Purpose: The objective of this study is to characterize biochemical and physiologic factors that contribute to changes in patient fitness, body composition, and quality of life (QoL) during hematopoietic stem cell transplantation (HCT).
Background: Though HCT can cure subsets of patients with hematologic malignancies, it carries a high risk of short- and long-term toxicity. Prior work has shown that following both autologous and allogeneic HCT, most patients suffer impairment in QoL for many months after transplant. Efforts to date have inconsistently demonstrated benefit in addressing parameters of nutrition, physical activity, and metabolism.
Methods: This prospective pilot study of 60 patients at VA Puget Sound Marrow Transplant Unit with hematologic malignancy will incorporate multidisciplinary evaluation by endocrinology, nutrition, gastroenterology, and oncology specialties. Assessments before and periodically after HCT include objective measures of fitness by 6-minue walk test, resting energy expenditure, maximum oxygen consumption, handgrip and other muscle group strength, and stair climbing power; body composition by bio-impedance and dual-energy X-ray absorptiometry scans; anabolic and catabolic factors such as insulin growth factor-1, growth hormone, and free and weakly bound testosterone; biochemical markers of inflammatory milieu; and validated questionnaires of nutrition, functional status, and QoL.

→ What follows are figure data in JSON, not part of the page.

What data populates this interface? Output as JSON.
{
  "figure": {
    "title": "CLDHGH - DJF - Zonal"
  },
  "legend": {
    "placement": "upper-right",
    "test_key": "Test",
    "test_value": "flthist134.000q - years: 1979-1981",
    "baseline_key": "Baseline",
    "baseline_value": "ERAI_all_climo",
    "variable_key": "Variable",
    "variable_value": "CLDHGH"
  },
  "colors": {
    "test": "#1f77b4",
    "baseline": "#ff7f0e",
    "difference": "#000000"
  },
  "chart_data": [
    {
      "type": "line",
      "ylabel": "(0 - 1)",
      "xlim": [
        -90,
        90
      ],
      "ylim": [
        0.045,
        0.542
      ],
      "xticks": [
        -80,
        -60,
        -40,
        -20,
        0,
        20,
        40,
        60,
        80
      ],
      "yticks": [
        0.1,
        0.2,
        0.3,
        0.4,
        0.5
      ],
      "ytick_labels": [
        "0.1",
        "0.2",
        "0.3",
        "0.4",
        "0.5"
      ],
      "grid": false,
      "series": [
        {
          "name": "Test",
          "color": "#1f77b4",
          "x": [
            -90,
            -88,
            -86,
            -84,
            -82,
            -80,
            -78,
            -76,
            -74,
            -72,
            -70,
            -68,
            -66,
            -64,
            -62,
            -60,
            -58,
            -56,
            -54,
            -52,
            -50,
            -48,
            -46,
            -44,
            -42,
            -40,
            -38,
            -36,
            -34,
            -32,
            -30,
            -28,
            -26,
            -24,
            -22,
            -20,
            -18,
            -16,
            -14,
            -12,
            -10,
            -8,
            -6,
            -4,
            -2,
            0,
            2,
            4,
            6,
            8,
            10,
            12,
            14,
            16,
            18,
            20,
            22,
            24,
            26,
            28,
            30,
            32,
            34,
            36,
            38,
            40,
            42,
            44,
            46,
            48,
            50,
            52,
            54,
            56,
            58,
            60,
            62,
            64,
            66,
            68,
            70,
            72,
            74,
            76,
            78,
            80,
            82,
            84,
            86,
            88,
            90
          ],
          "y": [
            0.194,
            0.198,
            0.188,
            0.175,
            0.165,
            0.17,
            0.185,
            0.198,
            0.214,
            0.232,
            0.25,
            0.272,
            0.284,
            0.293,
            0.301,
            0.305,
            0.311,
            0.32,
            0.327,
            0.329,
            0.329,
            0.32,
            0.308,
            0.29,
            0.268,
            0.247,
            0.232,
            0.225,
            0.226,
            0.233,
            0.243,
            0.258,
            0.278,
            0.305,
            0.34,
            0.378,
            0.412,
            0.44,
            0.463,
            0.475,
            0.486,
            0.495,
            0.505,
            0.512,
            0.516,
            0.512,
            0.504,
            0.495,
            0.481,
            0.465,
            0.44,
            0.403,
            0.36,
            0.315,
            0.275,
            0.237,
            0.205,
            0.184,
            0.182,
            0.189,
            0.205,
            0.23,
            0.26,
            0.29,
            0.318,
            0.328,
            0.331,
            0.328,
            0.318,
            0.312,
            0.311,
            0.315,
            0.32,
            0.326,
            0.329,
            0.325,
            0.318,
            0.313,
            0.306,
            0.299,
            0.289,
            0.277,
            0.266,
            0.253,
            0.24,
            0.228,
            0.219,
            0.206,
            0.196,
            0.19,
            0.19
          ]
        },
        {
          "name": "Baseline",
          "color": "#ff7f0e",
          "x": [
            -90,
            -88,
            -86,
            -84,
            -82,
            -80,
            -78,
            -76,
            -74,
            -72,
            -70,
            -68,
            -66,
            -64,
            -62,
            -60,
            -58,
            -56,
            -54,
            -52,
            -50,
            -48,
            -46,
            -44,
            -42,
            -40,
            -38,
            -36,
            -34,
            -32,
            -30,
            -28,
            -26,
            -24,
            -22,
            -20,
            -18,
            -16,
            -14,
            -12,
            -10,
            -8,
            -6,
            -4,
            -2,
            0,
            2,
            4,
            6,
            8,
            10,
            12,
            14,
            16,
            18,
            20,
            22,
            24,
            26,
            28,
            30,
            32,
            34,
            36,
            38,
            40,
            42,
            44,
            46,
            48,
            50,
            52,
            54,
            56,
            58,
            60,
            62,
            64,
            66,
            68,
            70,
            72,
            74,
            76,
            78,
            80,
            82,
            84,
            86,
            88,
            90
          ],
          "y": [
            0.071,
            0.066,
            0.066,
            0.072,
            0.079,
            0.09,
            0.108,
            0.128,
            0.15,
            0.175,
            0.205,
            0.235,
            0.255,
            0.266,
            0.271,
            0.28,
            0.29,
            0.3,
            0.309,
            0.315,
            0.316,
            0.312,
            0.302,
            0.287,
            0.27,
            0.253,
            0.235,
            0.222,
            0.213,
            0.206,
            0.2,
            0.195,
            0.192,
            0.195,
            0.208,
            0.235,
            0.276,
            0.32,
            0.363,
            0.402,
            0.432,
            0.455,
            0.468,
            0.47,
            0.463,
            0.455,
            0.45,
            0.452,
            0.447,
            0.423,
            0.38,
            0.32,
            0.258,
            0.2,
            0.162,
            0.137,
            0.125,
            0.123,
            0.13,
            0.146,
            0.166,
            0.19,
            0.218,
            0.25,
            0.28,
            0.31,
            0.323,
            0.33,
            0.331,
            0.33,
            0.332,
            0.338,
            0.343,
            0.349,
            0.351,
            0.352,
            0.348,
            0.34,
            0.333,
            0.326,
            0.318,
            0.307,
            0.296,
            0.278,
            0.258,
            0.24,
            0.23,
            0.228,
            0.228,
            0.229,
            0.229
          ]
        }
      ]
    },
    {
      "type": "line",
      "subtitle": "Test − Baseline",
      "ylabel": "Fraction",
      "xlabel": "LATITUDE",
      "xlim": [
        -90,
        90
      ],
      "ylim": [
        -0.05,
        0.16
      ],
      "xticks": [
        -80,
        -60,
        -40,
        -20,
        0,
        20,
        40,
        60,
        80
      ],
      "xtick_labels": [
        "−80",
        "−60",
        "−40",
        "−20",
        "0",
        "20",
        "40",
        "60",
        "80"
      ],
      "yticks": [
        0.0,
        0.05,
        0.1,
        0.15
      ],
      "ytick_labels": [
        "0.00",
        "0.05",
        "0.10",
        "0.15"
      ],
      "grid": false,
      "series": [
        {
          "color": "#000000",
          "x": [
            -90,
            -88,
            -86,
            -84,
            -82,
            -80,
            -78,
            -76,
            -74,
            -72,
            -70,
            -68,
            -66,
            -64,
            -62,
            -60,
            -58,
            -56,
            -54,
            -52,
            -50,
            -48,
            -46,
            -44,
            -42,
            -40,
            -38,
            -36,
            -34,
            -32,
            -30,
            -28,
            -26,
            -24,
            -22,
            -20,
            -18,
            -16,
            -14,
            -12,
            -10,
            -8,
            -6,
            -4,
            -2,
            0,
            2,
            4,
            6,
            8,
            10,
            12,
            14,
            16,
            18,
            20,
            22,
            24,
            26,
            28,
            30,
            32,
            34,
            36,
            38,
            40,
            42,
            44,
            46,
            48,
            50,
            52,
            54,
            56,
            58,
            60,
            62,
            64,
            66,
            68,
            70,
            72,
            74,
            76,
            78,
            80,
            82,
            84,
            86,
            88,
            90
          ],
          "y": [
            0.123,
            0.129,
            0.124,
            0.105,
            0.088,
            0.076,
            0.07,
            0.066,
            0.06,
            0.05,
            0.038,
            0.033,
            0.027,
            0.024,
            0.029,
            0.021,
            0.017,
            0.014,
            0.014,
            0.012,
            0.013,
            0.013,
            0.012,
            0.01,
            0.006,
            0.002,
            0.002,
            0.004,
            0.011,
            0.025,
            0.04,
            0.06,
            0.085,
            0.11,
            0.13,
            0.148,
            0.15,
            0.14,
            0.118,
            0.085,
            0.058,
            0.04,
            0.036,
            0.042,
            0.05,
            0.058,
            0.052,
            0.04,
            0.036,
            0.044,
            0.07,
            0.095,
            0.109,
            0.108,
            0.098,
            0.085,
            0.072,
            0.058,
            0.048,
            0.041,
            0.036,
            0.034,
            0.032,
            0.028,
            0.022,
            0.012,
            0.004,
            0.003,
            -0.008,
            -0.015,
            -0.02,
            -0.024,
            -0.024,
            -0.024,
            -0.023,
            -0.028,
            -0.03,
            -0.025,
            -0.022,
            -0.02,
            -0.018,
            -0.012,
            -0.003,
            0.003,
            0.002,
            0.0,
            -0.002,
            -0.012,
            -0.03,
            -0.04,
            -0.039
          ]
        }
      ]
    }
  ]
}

Results: The protocol opened to accrual in March 2017. To date, 12 patients have enrolled in study, and posttransplant evaluations (approximately 30 days after transplantation, median = 36) have been performed on 4. Early findings suggest relatively preserved body weight and composition but trends toward decreased QoL and fitness, particularly in aerobic capacity, handgrip strength, and total lower body fitness. Updated findings will be presented at the Association of VA Hematology/Oncology Conference.
Implications: With improving survival outcomes following HCT for hematologic malignancies due to advances in therapeutics and supportive care, increased attention will be directed at optimizing patient-centered quality outcomes. Understanding of the biochemical and physiologic factors underlying these outcomes may lead to refinements in prognostic models and present targets for risk mitigation interventions in the peri-transplant period.